Despite those challenges, researchers will continue to make the transition to uHPLC. “The benefit to the customer from switching to UHPLC from HPLC is improved resolution, sensitivity, and speed.” Pathirana says. “However, for the customer to see the full benefit of speed, the sample filtration speed also needs to be improved. This is where we see opportunities to improve the UHPLC workflow.”
For one thing, researchers can use a combined filter and autosampler vial, which GE Healthcare makes for its Mini-UniPrep syringeless filter. So in one step the sample gets filtered and put into an integrated autosampler vial. This system comes in plastic or glass versions (new Mini- UniPrep G2).

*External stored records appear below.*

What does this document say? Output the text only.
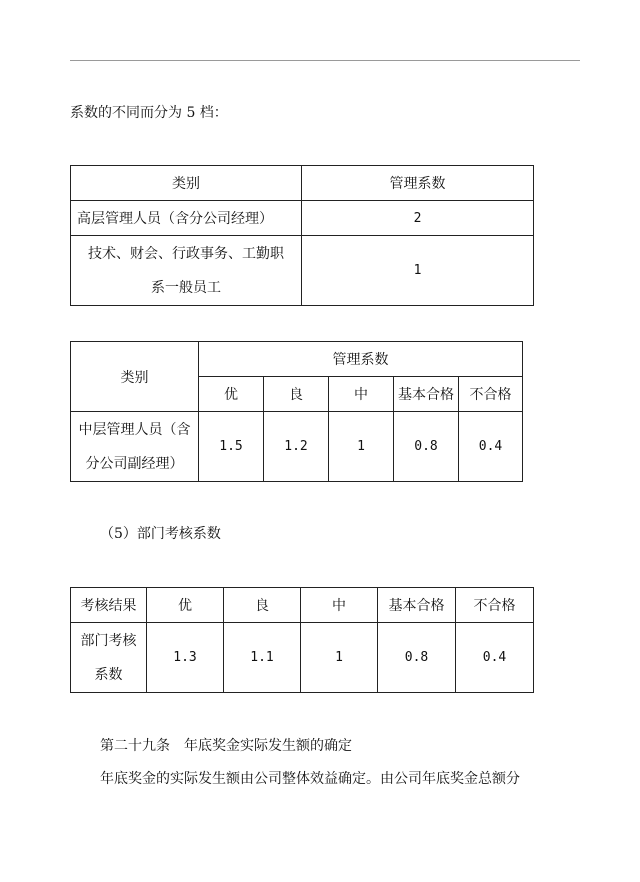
系数的不同而分为 5 档：
类别	管理系数
高层管理人员（含分公司经理）	2

技术、财会、行政事务、工勤职
系一般员工	1
类别	管理系数				
	优	良	中	基本合格	不合格

中层管理人员（含
分公司副经理）	1.5	1.2	1	0.8	0.4
（5）部门考核系数
考核结果	优	良	中	基本合格	不合格

部门考核
系数	1.3	1.1	1	0.8	0.4
第二十九条　年底奖金实际发生额的确定
年底奖金的实际发生额由公司整体效益确定。由公司年底奖金总额分
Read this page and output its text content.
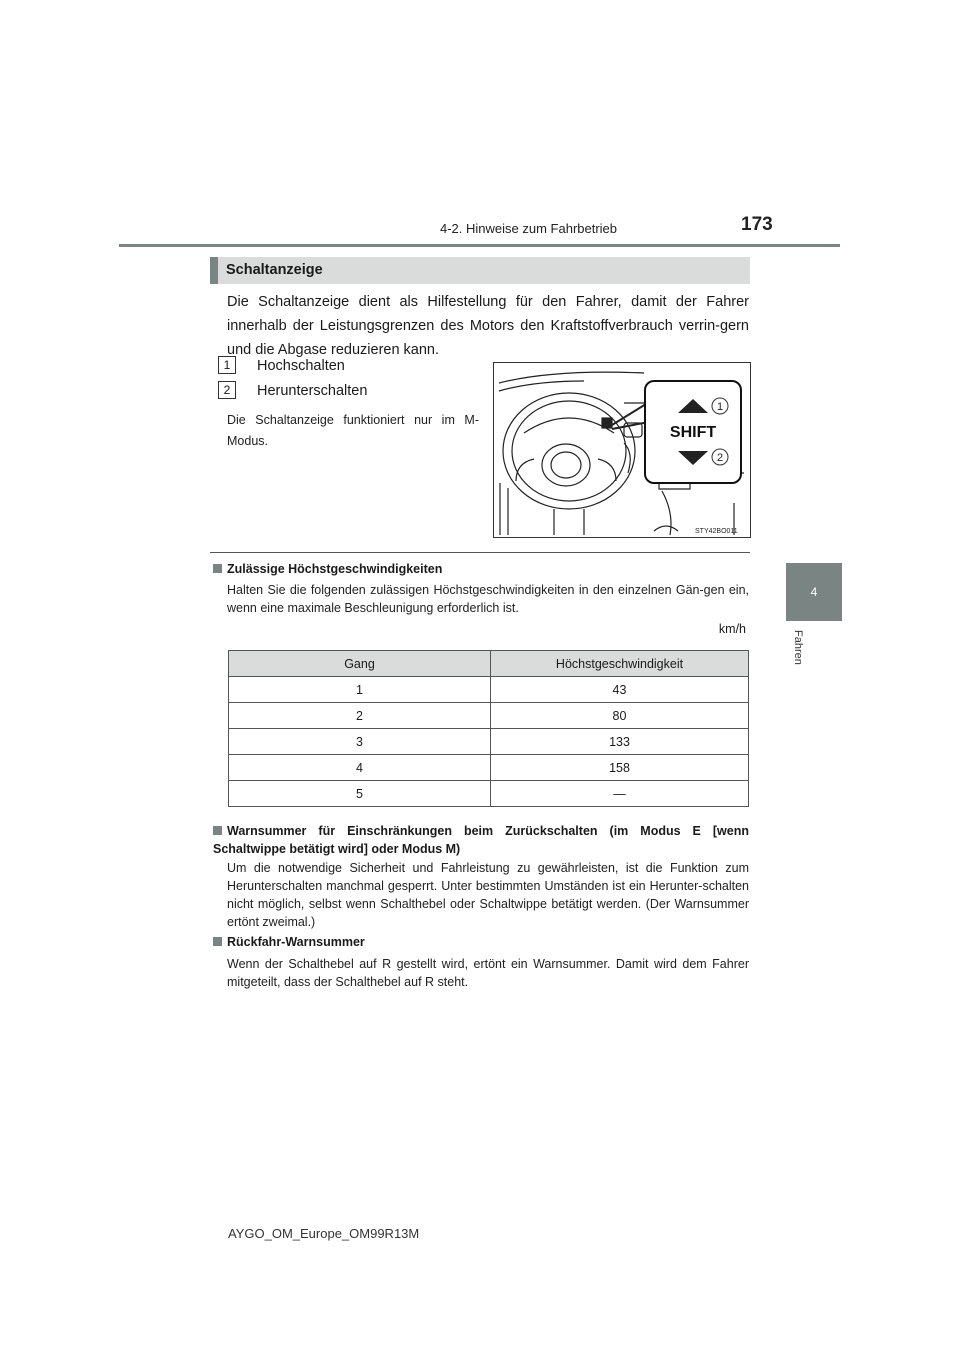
4-2. Hinweise zum Fahrbetrieb	173
4
Fahren
Schaltanzeige
Die Schaltanzeige dient als Hilfestellung für den Fahrer, damit der Fahrer innerhalb der Leistungsgrenzen des Motors den Kraftstoffverbrauch verrin-gern und die Abgase reduzieren kann.
1	Hochschalten
2	Herunterschalten
Die Schaltanzeige funktioniert nur im M-Modus.	SHIFT
1
2
STY42BO011
Zulässige Höchstgeschwindigkeiten
Halten Sie die folgenden zulässigen Höchstgeschwindigkeiten in den einzelnen Gän-gen ein, wenn eine maximale Beschleunigung erforderlich ist.
km/h
Gang	Höchstgeschwindigkeit
1	43
2	80
3	133
4	158
5	—
Warnsummer für Einschränkungen beim Zurückschalten (im Modus E [wenn Schaltwippe betätigt wird] oder Modus M)
Um die notwendige Sicherheit und Fahrleistung zu gewährleisten, ist die Funktion zum Herunterschalten manchmal gesperrt. Unter bestimmten Umständen ist ein Herunter-schalten nicht möglich, selbst wenn Schalthebel oder Schaltwippe betätigt werden. (Der Warnsummer ertönt zweimal.)
Rückfahr-Warnsummer
Wenn der Schalthebel auf R gestellt wird, ertönt ein Warnsummer. Damit wird dem Fahrer mitgeteilt, dass der Schalthebel auf R steht.
AYGO_OM_Europe_OM99R13M
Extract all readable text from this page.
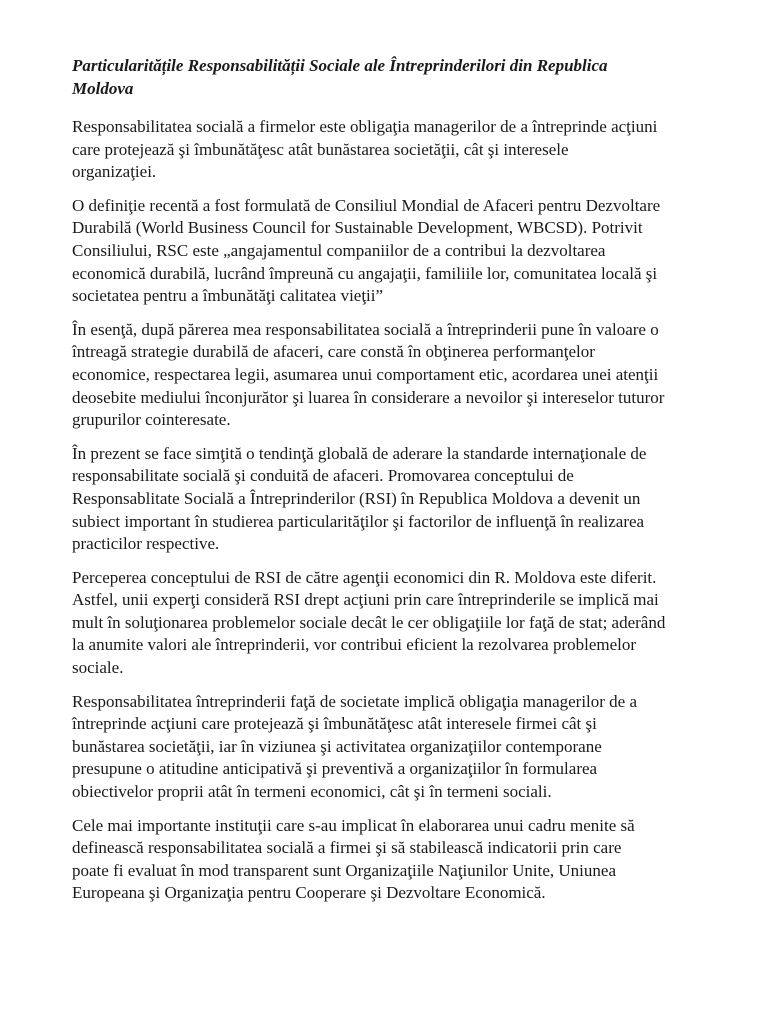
Particularitățile Responsabilității Sociale ale Întreprinderilori din Republica
Moldova

Responsabilitatea socială a firmelor este obligaţia managerilor de a întreprinde acţiuni
care protejează şi îmbunătăţesc atât bunăstarea societăţii, cât şi interesele
organizaţiei.

O definiţie recentă a fost formulată de Consiliul Mondial de Afaceri pentru Dezvoltare
Durabilă (World Business Council for Sustainable Development, WBCSD). Potrivit
Consiliului, RSC este „angajamentul companiilor de a contribui la dezvoltarea
economică durabilă, lucrând împreună cu angajaţii, familiile lor, comunitatea locală şi
societatea pentru a îmbunătăţi calitatea vieţii”

În esenţă, după părerea mea responsabilitatea socială a întreprinderii pune în valoare o
întreagă strategie durabilă de afaceri, care constă în obţinerea performanţelor
economice, respectarea legii, asumarea unui comportament etic, acordarea unei atenţii
deosebite mediului înconjurător şi luarea în considerare a nevoilor şi intereselor tuturor
grupurilor cointeresate.

În prezent se face simţită o tendinţă globală de aderare la standarde internaţionale de
responsabilitate socială şi conduită de afaceri. Promovarea conceptului de
Responsablitate Socială a Întreprinderilor (RSI) în Republica Moldova a devenit un
subiect important în studierea particularităţilor şi factorilor de influenţă în realizarea
practicilor respective.

Perceperea conceptului de RSI de către agenţii economici din R. Moldova este diferit.
Astfel, unii experţi consideră RSI drept acţiuni prin care întreprinderile se implică mai
mult în soluţionarea problemelor sociale decât le cer obligaţiile lor faţă de stat; aderând
la anumite valori ale întreprinderii, vor contribui eficient la rezolvarea problemelor
sociale.

Responsabilitatea întreprinderii faţă de societate implică obligaţia managerilor de a
întreprinde acţiuni care protejează şi îmbunătăţesc atât interesele firmei cât şi
bunăstarea societăţii, iar în viziunea şi activitatea organizaţiilor contemporane
presupune o atitudine anticipativă şi preventivă a organizaţiilor în formularea
obiectivelor proprii atât în termeni economici, cât şi în termeni sociali.

Cele mai importante instituţii care s-au implicat în elaborarea unui cadru menite să
definească responsabilitatea socială a firmei şi să stabilească indicatorii prin care
poate fi evaluat în mod transparent sunt Organizaţiile Naţiunilor Unite, Uniunea
Europeana şi Organizaţia pentru Cooperare şi Dezvoltare Economică.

The technology depends on the technique
What a researcher needs when filtering small-volume samples really depends on just what is being done. It depends on the kind of sample and its source; it depends on the question at hand and how it will be analyzed.
Oliver Hyman, a doctoral student at Arizona State University, once filtered samples of pond water—ranging from 60 to 1,000 milliliters—in search of DNA from a pathogen. Hyman says, “I used a small Lure Lok syringe to push the water through a 0.22 micron filter.” This technique provided some clear benefits to Hyman. As he says, “I liked it because it was much simpler than sampling animals.” Still, some technological improvements would have made this work even more effective. As Hyman explains, “It would be nice to have tools—pumps, prefilters, and so on—to help filter more water.”
So even as sample volumes plummet in some research areas, the volume of samples to filter expands. Consequently, the approaches to filtration grow in step. Today, researchers can choose from many approaches, even ones specialized for processes such as UHPLC and high-throughput techniques. Sometimes, the choice depends on the particular scientist doing the work.